Si en el SENA se habla de "Ruta de aprendizaje", ¿Dónde está trazada esa ruta para que, en las vicisitudes de la pandemia, ayude a los instructores y aprendices a orientar cómo, cuándo y dónde desarrollar las actividades de formación?
Se ha dicho que el mundo después de la pandemia no volverá a ser el mismo y en lo que concierne a la educación la expectativa se centra en que las herramientas tecnológicas de información y comunicación permitirán desarrollar muchas actividades desde casa. ¿Pero, cuando se habla de alternancia, a qué se refiere concretamente?¿Cuáles son los criterios que determinan esa alternancia?
En la escuela, donde los aforos de los espacios de aprendizaje no permiten la reunión del grupo competo de estudiantes, ha obligado a dividir el grupo, unos en la presencialidad y otros desde la distancia, que se alternarán entre sesiones. Es un asunto simple de aforo, que debe cuidar con que cumplan los protocolos de seguridad, pero además, que se cuente con las herramientas Tics, en el aula y en la casa, para impartir una formación efectiva.
Pero en una institución como el SENA el plan de formación es más complejo, pues debe hacer varias consideraciones: por un lado el proceso formativo es teórico práctico, por lo tanto en primera instancia se debe determinar una ruta crítica para la programación de las prácticas que obligan ambientes especiales de aprendizaje. En función de esa ruta crítica se deberá programar las correspondientes actividades de conceptualización que se pueden desarrollar desde casa virtualmente. Esa programación es la que debe cumplir con el desarrollo curricular, con el currículo según lineamientos de sistematicidad y calidad de la formación.
¿Sobre qué argumento decide el instructor hacer una actividad presencial y cuando virtual?
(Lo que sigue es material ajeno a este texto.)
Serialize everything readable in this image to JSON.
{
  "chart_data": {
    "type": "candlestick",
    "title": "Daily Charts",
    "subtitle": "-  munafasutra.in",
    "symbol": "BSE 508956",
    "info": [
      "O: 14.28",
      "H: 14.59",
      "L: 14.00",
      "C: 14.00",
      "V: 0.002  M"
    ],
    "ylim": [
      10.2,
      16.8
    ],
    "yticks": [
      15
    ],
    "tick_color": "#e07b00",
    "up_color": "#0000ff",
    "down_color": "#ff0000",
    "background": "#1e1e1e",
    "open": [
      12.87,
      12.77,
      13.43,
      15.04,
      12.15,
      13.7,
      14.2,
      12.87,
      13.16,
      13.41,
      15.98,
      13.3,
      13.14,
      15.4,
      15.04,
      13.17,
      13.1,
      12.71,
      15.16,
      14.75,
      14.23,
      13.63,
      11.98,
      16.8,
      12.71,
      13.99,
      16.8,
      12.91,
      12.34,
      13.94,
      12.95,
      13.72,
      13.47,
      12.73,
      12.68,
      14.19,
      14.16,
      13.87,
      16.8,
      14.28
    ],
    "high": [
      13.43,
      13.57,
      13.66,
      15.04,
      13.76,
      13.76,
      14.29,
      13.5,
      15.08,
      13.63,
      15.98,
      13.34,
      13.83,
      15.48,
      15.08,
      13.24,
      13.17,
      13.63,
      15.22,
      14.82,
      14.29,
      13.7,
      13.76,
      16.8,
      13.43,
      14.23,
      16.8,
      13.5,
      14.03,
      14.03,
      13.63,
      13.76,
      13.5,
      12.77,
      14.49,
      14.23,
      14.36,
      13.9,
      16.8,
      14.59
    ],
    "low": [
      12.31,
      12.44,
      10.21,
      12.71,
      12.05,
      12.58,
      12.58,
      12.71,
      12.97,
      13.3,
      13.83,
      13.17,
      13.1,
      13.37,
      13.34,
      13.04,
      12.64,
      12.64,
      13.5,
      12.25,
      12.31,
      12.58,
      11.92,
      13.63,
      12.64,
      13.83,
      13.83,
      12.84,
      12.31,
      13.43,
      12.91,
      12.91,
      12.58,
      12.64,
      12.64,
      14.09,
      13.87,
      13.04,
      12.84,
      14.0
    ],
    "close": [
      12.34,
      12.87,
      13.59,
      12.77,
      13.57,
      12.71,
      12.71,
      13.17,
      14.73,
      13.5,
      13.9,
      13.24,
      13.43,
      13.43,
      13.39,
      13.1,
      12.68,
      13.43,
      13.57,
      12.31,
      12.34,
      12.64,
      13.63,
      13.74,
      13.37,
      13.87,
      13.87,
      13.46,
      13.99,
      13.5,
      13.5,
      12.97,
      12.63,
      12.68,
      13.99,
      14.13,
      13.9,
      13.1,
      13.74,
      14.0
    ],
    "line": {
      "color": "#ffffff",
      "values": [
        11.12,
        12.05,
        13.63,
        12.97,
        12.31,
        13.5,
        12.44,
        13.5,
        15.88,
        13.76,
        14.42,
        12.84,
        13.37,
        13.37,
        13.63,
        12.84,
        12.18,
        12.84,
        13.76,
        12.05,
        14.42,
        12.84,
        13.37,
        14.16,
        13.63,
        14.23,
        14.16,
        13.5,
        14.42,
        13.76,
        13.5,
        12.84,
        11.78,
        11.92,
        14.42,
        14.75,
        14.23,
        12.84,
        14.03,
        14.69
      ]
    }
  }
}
Para dar cumplimiento con ese plan de formación curricular se deberá entonces programar los instructores, según lo exija el plan y no su capricho y comodidad. Otro asunto será cuando el instructor no puede por motivos de salud hacer presencia en los ambientes de formación práctica, de ser así, no debe alterarse el plan inicial sino reemplazar al instructor que tiene el impedimento. Es algo así como reemplazar una pieza en el engranaje para no afectar el sistema.
Pero al parecer los problemas que tenemos son de vieja data, y sólo ahora, en momentos de crisis se evidencian. ¿Dónde está la ruta?¿Cuál es la planeación pedagógica que provea la información a las coordinaciones para determinar el plan de alternancia que sea consecuente con todas las variables de programación de recursos: humanos, ambientes, medios y recursos didácticos, etc.
Es un deber institucional responder con la calidad en la formación a la que se comprometió con el aprendiz, el sector productivo y la sociedad. Las limitaciones que obliga la pandemia se deben convertir en variantes para la programación, y no deben ser excusa para dejar de hacer las cosas bien. Al parecer se están tomando decisiones fáciles, y si no son ilógicas, apenas son analógicas. Los recursos administrativos y tecnológicos para programar en esa complejidad de variantes no parece estar siendo utilizados por los responsables de la programación que, para decirlo en forma más precisa e institucional, se trata del alistamiento para la ejecución de la formación.
Tal vez al momento de dar una solución real y efectiva a este problema de pertinencia y calidad en la formación, se advierta que lo importante no es la cantidad de aprendices a matricular sino de la capacidad para prepararlos profesional y competentemente.